Associate Professor Maroš Servátka researched the issue in a new study along with Ontario’s University of Guelph professor Bram Cadsby and Toronto’s Ryerson University professor Fei Song. Their findings have been published in the latest issue of the Journal of Economic Behavior & Organization
 
``Our research argues that gender stereotypes originate from the social roles that men and women have traditionally occupied in a society,’’ Professor Servátka says.
 
``Stereotypes are learned early in life, become part of one’s cultural understanding and are internalised as implicit beliefs and endorsed values. People extend stereotypes to develop implicit self-concepts, which are evidenced by automatic associations between the self and stereotypical personality traits, abilities and roles.
 
``Such stereotypes are likely closely related to the differing competitiveness demonstrated by men and women. Employing a behavioral experiment, researchers show that, for women, identity priming significantly affects willingness to participate in competition and to take risky gambles.
 
``Such priming has significantly different effects on males from the same population. This contrast suggests an identity conflict for the female professionals in our study that was absent for the males.’’
 
Professor Servátka’s research found women often experience conflicting role identities: a professional identity that is highly competitive, competent and ambitious and a gender/family identity that is warm, supportive and caring.
 
``We found that female students would face identity conflicts when it came to choosing which reward model they preferred.
 
``Many females would pick the piecemeal-reward model unless they were primed by the professional survey, where they would then pick the competitive model. Many males would pick the competitive-reward model regardless of which survey they answered.
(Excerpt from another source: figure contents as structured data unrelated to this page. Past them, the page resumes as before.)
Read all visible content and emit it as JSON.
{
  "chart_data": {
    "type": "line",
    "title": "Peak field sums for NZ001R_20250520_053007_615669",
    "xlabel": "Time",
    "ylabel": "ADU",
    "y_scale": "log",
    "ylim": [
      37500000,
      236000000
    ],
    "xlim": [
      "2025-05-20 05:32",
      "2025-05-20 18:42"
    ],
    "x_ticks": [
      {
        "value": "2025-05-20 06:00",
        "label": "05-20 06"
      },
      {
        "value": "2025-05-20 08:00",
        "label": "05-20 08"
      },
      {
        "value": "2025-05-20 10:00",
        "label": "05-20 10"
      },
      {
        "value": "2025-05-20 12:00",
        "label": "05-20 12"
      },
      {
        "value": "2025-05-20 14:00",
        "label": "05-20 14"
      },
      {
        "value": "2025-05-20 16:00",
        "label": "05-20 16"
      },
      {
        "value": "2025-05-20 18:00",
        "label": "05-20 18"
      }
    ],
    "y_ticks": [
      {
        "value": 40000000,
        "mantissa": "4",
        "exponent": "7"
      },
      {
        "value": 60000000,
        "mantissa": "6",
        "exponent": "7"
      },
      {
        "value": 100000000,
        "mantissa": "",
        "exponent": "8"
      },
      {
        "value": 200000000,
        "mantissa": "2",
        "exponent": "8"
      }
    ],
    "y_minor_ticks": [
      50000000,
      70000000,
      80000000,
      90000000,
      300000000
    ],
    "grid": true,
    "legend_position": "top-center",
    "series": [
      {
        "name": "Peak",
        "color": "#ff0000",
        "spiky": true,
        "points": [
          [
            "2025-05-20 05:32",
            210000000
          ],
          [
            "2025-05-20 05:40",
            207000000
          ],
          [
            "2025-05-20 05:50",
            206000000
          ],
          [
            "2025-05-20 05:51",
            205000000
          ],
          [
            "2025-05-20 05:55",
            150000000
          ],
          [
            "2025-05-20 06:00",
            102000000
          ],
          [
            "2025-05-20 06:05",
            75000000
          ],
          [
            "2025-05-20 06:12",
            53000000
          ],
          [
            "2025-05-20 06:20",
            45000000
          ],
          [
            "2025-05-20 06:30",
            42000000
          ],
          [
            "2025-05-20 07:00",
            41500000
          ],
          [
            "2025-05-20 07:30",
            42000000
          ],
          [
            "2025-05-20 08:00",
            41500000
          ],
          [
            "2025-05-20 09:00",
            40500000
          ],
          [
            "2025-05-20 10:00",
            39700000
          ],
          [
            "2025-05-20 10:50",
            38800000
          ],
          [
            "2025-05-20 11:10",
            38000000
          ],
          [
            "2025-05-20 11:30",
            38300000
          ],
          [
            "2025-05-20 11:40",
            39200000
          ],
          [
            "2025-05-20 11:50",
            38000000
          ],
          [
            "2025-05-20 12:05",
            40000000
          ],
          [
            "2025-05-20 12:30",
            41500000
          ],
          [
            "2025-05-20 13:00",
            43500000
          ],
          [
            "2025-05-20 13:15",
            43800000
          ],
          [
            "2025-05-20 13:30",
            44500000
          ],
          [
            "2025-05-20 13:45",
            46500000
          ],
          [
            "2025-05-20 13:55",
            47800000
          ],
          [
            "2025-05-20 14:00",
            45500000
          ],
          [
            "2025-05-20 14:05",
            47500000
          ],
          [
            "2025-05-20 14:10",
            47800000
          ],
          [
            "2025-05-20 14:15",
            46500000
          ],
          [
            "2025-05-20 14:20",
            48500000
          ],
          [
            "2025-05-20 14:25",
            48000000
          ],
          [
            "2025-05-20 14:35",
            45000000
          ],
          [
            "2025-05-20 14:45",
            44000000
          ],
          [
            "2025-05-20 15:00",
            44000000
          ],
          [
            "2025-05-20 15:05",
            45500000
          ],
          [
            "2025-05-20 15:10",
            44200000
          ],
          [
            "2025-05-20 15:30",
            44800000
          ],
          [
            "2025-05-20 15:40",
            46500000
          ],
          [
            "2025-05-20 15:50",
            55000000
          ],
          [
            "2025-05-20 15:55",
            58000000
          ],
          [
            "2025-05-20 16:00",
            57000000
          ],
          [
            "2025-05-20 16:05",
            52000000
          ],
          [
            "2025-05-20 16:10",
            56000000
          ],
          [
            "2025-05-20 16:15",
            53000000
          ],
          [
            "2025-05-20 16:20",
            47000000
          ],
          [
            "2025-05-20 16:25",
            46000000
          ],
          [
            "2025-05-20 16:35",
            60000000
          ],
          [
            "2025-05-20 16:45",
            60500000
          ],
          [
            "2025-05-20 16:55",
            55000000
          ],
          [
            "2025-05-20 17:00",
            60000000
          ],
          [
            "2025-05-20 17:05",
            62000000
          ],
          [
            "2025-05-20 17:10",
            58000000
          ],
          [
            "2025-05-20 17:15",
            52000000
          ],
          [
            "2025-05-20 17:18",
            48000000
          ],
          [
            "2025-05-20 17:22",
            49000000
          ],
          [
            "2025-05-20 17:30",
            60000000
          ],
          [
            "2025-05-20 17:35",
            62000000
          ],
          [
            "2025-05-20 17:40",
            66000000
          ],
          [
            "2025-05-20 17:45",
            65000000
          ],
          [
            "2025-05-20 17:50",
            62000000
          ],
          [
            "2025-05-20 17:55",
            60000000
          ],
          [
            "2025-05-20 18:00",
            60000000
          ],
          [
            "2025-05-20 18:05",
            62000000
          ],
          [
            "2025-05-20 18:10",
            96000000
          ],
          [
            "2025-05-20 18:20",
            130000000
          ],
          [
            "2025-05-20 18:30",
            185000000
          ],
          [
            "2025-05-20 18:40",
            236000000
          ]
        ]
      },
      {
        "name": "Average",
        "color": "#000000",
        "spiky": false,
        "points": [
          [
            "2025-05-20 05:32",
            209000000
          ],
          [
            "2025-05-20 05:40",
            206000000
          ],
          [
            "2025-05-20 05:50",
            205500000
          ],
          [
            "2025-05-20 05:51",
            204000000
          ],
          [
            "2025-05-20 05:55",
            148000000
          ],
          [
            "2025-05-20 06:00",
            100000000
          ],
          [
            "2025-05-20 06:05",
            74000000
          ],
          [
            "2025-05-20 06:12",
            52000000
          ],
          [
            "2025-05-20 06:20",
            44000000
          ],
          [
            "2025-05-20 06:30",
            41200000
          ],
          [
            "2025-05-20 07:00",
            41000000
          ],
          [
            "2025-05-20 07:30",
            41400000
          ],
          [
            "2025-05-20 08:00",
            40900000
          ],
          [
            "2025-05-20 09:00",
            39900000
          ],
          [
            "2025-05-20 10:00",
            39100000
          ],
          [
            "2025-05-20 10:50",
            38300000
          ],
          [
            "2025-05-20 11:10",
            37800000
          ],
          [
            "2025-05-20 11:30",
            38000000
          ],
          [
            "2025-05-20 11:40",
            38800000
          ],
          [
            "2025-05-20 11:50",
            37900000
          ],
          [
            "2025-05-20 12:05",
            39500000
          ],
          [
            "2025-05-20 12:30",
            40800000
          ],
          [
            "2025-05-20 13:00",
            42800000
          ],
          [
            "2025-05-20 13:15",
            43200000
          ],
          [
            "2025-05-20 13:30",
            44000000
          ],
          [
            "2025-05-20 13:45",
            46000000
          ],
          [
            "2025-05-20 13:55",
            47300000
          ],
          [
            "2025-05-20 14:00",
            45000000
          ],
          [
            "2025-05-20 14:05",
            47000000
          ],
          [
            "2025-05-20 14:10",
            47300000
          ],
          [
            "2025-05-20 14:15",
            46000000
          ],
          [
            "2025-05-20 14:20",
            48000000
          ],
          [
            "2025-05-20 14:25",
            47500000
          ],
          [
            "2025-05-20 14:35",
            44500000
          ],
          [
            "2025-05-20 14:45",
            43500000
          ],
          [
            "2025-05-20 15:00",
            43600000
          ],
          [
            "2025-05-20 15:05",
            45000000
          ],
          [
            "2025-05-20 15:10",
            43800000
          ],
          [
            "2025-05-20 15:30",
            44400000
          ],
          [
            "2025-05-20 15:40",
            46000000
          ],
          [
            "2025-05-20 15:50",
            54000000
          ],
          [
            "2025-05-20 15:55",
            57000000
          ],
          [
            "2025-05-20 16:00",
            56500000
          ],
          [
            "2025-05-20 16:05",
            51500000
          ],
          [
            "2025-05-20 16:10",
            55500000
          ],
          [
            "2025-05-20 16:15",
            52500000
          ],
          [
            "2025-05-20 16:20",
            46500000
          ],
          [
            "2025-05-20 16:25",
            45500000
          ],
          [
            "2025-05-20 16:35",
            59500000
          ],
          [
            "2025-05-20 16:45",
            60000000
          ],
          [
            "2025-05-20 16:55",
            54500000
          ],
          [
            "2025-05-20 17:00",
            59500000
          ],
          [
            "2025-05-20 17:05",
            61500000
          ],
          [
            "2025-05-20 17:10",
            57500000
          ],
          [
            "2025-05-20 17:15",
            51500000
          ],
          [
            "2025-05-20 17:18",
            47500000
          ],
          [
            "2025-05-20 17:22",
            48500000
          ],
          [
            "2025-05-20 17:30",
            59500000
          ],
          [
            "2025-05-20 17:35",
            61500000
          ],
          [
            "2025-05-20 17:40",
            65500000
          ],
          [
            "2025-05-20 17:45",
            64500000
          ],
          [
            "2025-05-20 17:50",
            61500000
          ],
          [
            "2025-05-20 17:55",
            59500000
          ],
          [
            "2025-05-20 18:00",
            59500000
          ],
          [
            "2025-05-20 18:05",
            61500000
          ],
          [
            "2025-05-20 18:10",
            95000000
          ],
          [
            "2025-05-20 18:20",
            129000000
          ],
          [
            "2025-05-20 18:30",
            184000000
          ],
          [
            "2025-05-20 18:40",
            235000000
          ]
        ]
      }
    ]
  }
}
This suggests that, unlike males, females face an internal conflict when it comes to being competitive in the workplace.
 
``Men’s competitiveness did increase after the gender-family survey, but being competitive was something we saw after all three types of surveys, so it’s not a big shift.
 
``The main finding is that female identity priming significantly affects a woman’s willingness to participate in competitive tournaments, take risky gambles and pick a tournament pay scheme.
 
``Although such priming effects may be short-term in nature, these results suggest that life-cycle events such as marriage, pregnancy and parenthood could have very substantial and long-lasting effects on the activation of family identities with their consequent effects on attitudes toward competition.
 
``The decision to avoid or minimise competition made by many women in professional careers may be driven not by lack of ability but rather by the increased salience of the gender/family identity, based on stereotypical beliefs, attitudes and ideals over time,’’ Professor Servátka says.